Ok, I admit I don't really understand the message, because struct
kernfs_node::active is an atomic_t and not really a lock, but
intuitively I think lockdep is unhappy that the RTNL mutex is not being
used here as a top-level mutex.
If somebody were to cat /sys/class/net/bond0/statistics/*, the kernfs
node locking happens first, then the RTNL mutex is acquired by the
bonding implementation of ndo_get_stats64.
If somebody were to delete the bonding device via an "ip link del"
rtnetlink message, the RTNL mutex would be held first, then the kernfs
node lock corresponding to the interface's sysfs attributes second.
I don't think there's really any potential deadlock, only an ordering
issue between lockdep classes.

How I think this could be solved is if we made the network interface
lists use some other writer-side protection than the big RTNL mutex.
So I went on exactly to see how knee-deep I would need to get into that.

There are 2 separate classes of problems:
- We already have two ways of protecting pure readers: via RCU and via
  the rwlock. It doesn't help if we also add a second way of locking out
  pure writers. We need to first clean up what we have. That's the
  reason why I started the discussion about the rwlock.
- Some callers appear to not use any sort of protection at all. Does
  this code path look ok to you?

nfnetlink_rcv_batch
-> NFT_MSG_NEWCHAIN
   -> nf_tables_addchain
      -> nft_chain_parse_hook
         -> nft_chain_parse_netdev
            -> nf_tables_parse_netdev_hooks
               -> nft_netdev_hook_alloc
                  -> __dev_get_by_name
                     -> netdev_name_node_lookup: must be under RTNL mutex or dev_base_lock protection

Unless I'm missing something, there are just tons, tons of callers of
__dev_get_by_name which hold neither the RTNL mutex, nor the
dev_base_lock rwlock, nor RCU read-side critical section.

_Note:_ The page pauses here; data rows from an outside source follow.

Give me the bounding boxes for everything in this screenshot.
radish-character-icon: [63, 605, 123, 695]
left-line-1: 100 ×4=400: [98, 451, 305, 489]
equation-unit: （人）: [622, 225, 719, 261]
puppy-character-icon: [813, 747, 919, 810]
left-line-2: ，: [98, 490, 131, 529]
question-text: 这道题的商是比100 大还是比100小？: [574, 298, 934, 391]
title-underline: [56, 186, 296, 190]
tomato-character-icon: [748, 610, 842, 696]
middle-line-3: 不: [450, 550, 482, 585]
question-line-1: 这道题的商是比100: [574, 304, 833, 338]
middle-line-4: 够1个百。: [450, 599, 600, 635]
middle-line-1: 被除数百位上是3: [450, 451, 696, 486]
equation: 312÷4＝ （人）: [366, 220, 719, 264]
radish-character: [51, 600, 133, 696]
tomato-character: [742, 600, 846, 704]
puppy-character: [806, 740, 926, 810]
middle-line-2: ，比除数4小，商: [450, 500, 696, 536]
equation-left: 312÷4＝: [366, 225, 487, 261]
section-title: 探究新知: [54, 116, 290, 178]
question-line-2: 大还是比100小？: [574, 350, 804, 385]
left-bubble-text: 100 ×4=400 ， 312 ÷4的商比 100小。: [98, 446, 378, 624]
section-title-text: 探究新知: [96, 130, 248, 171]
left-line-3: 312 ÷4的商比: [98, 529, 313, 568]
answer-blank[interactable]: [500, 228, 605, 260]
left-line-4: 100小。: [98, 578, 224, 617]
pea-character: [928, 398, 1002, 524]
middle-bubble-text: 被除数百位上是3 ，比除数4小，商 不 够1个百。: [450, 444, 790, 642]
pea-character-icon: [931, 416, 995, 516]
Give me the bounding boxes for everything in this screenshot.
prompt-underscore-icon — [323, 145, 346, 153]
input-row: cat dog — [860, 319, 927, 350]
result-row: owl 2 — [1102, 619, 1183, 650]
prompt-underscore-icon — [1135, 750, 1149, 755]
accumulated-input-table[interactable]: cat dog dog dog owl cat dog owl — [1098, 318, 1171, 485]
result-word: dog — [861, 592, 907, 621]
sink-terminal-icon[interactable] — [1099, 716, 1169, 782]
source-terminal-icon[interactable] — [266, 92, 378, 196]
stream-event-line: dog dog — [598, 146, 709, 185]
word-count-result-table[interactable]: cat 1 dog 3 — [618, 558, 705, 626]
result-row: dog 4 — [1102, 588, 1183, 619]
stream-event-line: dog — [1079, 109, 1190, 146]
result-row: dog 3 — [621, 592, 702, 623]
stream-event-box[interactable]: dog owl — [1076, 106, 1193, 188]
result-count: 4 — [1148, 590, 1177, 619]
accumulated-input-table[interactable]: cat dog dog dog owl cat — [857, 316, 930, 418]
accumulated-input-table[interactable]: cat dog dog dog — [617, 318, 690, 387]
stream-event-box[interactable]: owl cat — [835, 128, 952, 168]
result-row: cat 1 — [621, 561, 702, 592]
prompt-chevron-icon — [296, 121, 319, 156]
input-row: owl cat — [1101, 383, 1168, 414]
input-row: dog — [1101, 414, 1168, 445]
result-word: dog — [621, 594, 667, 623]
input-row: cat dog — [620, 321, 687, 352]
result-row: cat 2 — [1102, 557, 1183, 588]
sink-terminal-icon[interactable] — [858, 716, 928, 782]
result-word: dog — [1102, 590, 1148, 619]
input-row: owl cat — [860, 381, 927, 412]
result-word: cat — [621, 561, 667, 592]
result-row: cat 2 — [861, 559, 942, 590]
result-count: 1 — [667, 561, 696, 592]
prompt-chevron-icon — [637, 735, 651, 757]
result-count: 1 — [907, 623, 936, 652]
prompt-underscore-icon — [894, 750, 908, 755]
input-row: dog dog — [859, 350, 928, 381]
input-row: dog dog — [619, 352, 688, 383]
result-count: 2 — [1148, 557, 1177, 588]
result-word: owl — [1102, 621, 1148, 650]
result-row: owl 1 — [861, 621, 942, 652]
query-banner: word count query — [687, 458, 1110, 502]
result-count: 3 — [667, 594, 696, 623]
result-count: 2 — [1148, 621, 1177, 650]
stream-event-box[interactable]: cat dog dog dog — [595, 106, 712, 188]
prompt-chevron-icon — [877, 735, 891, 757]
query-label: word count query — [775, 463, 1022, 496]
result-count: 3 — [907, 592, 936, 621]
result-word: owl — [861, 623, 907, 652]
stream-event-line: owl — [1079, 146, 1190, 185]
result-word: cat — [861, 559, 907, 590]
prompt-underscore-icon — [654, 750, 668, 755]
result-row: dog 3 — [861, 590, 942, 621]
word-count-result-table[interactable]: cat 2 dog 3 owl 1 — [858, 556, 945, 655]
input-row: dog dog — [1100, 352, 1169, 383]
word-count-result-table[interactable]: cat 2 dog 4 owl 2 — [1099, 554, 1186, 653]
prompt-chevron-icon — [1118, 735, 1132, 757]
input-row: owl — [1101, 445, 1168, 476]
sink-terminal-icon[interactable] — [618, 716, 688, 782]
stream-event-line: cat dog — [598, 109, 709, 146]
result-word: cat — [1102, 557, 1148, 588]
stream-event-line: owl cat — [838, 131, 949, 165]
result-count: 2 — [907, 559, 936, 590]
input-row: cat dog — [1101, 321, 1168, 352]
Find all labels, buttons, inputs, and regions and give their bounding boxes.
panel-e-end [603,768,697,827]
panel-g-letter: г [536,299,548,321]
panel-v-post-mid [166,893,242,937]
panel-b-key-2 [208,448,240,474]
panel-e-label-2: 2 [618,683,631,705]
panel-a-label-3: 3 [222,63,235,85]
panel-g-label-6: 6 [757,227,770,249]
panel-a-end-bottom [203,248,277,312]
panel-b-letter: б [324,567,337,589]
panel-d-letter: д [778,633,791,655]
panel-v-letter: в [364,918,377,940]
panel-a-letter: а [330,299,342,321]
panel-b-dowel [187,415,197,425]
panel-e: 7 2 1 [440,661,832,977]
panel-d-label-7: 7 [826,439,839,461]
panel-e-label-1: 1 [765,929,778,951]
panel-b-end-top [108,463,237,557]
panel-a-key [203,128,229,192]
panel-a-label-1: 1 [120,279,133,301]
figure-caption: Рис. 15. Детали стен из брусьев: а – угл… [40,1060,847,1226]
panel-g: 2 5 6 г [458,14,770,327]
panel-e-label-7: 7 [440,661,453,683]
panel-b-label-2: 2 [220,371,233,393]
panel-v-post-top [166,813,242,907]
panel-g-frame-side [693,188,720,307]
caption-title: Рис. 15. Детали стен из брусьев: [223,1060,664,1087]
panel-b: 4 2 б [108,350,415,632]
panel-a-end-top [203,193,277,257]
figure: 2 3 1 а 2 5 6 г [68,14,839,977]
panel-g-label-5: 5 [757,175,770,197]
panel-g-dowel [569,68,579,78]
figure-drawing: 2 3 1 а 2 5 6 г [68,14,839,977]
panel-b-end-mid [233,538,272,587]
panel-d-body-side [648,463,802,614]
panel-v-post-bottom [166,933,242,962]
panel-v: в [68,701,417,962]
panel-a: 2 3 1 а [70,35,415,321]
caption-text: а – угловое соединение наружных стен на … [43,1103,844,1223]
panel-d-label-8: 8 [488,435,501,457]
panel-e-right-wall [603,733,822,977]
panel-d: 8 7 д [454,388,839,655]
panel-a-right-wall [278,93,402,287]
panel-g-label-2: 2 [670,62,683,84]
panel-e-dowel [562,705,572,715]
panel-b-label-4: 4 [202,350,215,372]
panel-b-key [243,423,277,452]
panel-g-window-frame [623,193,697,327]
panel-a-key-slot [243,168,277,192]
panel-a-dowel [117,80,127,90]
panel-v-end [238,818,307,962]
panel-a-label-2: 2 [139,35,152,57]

What I was thinking was that if we could add a separate mutex for the
network interface lists (and this time make it per netns, and not global
to the kernel), then we could take that lock a lot more locally. I.e. we
could have __dev_get_by_name take that lock, and alleviate the need for
callers to hold the RTNL mutex. That would solve some of these bugs too,
and would also be more usable for the bonding case.